A Cantor-Kantorovich Metric Between Markov Decision Processes with Application to Transfer Learning
Adrien Banse, Venkatraman Renganathan, Raphaël M. Jungers
TL;DR
The paper introduces a Cantor-Kantorovich metric between Markov Decision Processes by defining horizon-based trajectory distributions and leveraging the Cantor distance to compare MDP dynamics. It proves an iterative computation framework and a convergence bound for finite horizons, enabling scalable approximation of the asymptotic distance. The authors demonstrate transfer-learning forecasting in a grid-world setting, showing that smaller distances between source and target correlate with larger jump-start rewards and TL gains.

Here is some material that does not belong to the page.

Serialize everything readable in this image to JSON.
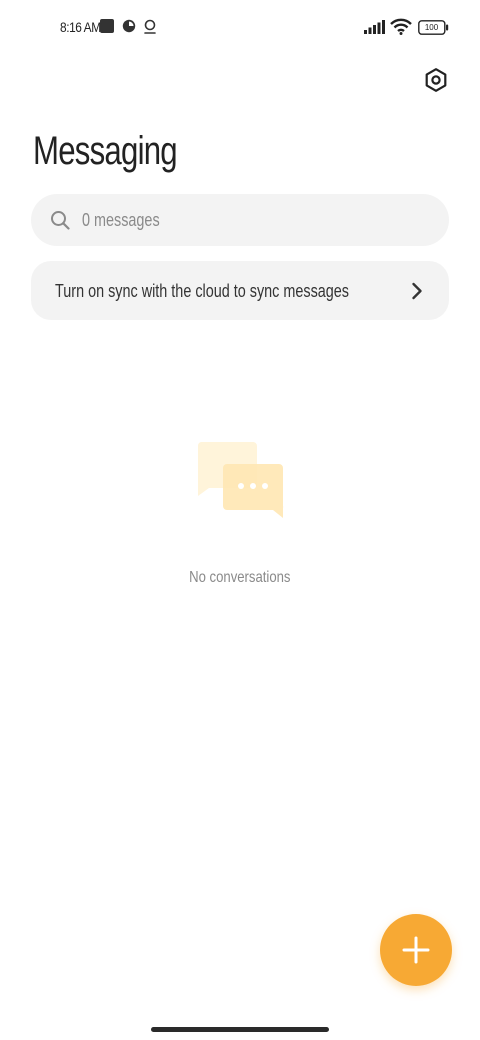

This work provides a practical tool for source selection and performance forecasting in reinforcement learning transfer learning, with potential extensions to more complex TL scenarios.
Abstract
We extend the notion of Cantor-Kantorovich distance between Markov chains introduced by (Banse et al., 2023) in the context of Markov Decision Processes (MDPs). The proposed metric is well-defined and can be efficiently approximated given a finite horizon. Then, we provide numerical evidences that the latter metric can lead to interesting applications in the field of reinforcement learning. In particular, we show that it could be used for forecasting the performance of transfer learning algorithms.